“I don’t understand you,” I said. “You are so mysterious, and yet you will tell me nothing!”
“The police, fools that they are, have allowed them to escape, and they will never be caught now. Ah! you don’t know them as I do! They are the cleverest pair in all Europe. And they have the audacity to call their craft the Lola—the Lola, of all names!”
“But as you know who and what the fellows are, you ought, I think, in common justice to Hutcheson, to tell us something,” I complained. “If they are adventurers, they ought to be traced.”
“What can I do—a prisoner here on board?” he argued bitterly. “How can I act?”
“Leave it all to me. I’m free to travel after them, and find out the truth if only you will tell me what you know concerning them,” I said eagerly.
“Gordon, let me be frank and open with you, my dear old fellow. I would tell you everything—everything—if I dared. But I cannot—you understand!” And his final words seemed to choke him.
I stood before him, open-mouthed in astonishment.
“You really mean—well, that you are in fear of them—eh?” I whispered.
He nodded slowly in the affirmative, adding: “To tell you the truth would be to bring upon myself a swift, relentless vengeance that would overwhelm and crush me. Ah! my dear fellow, you do not know—you cannot dream—what brought those desperate men into this port.
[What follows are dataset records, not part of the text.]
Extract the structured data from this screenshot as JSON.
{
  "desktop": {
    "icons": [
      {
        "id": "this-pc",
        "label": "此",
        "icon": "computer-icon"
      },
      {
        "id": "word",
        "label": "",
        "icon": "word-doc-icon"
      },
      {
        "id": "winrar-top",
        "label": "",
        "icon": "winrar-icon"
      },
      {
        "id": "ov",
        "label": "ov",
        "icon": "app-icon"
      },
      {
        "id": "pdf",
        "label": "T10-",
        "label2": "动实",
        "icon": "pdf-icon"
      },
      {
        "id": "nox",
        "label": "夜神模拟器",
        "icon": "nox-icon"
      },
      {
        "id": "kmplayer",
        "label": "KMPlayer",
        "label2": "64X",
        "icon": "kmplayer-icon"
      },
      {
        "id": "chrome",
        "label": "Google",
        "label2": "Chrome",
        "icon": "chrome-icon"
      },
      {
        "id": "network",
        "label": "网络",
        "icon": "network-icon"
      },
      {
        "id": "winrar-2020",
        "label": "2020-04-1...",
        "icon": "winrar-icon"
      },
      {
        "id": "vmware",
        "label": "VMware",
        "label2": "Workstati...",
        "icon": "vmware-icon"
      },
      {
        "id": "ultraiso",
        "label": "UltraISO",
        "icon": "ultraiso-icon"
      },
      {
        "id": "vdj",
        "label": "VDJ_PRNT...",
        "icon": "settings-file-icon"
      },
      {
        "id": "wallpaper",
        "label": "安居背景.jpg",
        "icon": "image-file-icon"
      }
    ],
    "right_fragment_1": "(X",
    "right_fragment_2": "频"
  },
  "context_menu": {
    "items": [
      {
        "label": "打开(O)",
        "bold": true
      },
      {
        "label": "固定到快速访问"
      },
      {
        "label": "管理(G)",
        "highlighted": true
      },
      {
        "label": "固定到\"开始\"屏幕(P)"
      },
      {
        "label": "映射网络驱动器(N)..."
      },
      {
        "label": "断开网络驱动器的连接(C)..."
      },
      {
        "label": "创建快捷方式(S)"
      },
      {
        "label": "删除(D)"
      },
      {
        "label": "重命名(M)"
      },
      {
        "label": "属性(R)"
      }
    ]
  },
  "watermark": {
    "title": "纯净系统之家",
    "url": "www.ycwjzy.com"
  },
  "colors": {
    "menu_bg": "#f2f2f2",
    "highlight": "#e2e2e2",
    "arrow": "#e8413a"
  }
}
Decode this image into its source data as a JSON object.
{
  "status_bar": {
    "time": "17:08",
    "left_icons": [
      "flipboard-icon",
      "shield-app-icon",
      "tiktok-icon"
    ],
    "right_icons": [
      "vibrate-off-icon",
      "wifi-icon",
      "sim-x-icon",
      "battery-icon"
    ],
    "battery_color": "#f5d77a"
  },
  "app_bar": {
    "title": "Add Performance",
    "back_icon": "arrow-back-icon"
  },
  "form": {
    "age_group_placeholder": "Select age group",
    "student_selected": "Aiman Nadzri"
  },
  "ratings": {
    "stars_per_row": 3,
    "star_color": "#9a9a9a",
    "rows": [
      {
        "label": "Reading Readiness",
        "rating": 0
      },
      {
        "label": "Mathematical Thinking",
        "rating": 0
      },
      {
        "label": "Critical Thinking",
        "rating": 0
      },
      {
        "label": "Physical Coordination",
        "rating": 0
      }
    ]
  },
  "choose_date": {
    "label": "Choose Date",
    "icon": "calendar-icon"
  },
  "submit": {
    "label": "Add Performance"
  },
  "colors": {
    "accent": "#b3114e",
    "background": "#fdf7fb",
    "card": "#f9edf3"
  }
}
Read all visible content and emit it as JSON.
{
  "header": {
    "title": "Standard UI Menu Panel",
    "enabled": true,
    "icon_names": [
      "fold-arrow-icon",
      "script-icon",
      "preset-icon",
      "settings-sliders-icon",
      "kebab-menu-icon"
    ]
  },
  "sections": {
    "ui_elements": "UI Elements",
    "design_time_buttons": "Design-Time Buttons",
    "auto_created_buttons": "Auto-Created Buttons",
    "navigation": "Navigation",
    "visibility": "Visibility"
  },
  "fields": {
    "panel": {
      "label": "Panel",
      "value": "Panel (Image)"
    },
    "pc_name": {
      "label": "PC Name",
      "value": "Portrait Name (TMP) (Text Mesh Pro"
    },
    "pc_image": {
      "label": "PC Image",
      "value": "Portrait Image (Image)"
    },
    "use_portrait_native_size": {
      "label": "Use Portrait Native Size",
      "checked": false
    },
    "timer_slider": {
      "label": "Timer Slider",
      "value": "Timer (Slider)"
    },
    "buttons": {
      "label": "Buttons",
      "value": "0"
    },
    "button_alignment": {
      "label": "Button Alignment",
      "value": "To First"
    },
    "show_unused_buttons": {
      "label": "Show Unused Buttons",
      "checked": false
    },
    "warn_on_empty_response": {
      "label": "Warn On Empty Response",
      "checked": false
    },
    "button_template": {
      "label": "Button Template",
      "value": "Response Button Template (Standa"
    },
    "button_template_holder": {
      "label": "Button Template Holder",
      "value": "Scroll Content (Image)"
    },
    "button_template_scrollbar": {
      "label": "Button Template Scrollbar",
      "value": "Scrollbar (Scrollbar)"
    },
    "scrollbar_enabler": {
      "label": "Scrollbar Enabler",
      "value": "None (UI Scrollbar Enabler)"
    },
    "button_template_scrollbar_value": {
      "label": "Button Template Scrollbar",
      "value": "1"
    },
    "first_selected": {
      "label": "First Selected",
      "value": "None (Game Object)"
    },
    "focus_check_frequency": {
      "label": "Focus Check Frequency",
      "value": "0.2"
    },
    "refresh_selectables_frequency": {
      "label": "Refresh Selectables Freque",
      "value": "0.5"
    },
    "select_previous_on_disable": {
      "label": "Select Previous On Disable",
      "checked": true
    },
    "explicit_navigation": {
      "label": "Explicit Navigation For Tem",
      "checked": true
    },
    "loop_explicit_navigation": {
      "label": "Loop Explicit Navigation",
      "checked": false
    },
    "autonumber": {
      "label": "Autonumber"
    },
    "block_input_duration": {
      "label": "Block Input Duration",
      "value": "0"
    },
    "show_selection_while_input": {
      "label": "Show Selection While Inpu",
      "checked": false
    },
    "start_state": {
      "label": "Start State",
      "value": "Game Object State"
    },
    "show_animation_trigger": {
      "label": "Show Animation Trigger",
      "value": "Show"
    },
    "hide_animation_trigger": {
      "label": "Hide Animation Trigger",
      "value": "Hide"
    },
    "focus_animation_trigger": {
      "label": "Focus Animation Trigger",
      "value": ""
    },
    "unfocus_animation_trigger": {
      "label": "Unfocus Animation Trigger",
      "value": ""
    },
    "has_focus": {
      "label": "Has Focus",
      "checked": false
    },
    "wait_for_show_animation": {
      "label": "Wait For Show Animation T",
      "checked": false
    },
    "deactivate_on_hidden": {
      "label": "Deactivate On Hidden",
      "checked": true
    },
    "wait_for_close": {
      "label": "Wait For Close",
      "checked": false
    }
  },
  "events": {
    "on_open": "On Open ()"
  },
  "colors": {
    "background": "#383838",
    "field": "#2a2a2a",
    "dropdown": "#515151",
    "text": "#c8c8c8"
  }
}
I can guess—I can guess only too well—but I can only tell you that if you ever do discover the terrible truth—which I fear is unlikely—you will solve one of the strangest and most remarkable mysteries of modern times.”
“What does the mystery concern?” I asked, in breathless eagerness.
“It concerns a woman.”
CHAPTER III
THE HOUSE “OVER THE WATER”
The Mediterranean Squadron, that magnificent display of naval force that is the guarantee of peace in Europe, after a week of gay festivities in Leghorn, had sailed for Gaeta, while I, glad to escape from the glaring heat, found myself back once more in dear old London.
One passes one’s time in the south well enough in winter, but after a year even the most ardent lover of Italy longs to return to his own people, be it ever for so brief a space. Exile for a whole year in any continental town is exile indeed; therefore, although I lived in Italy for choice, I, like so many other Englishmen, always managed to spend a month or two in summer in our temperate if much maligned climate.
London, the same dear, dusty old London, only perhaps more dear and more dusty than ever, was my native city; hence I always spent a few weeks in it, even though all the world might be absent in the country, or at the seaside.
I had idled away a pleasant month up in Buxton, and from there had gone north to the Lakes, and it was one hot evening in mid-August that I found myself again in London, crossing St. James’s Square from the Sports Club, where I had dined, walking towards Pall Mall. Darkness had just fallen, and there was that stifling oppression in the air that fore-tokened a thunderstorm. The club was not gay with life and merriment as it is in the season, for everyone was away, many of the rooms were closed for re-decoration, and most of the furniture swathed in linen.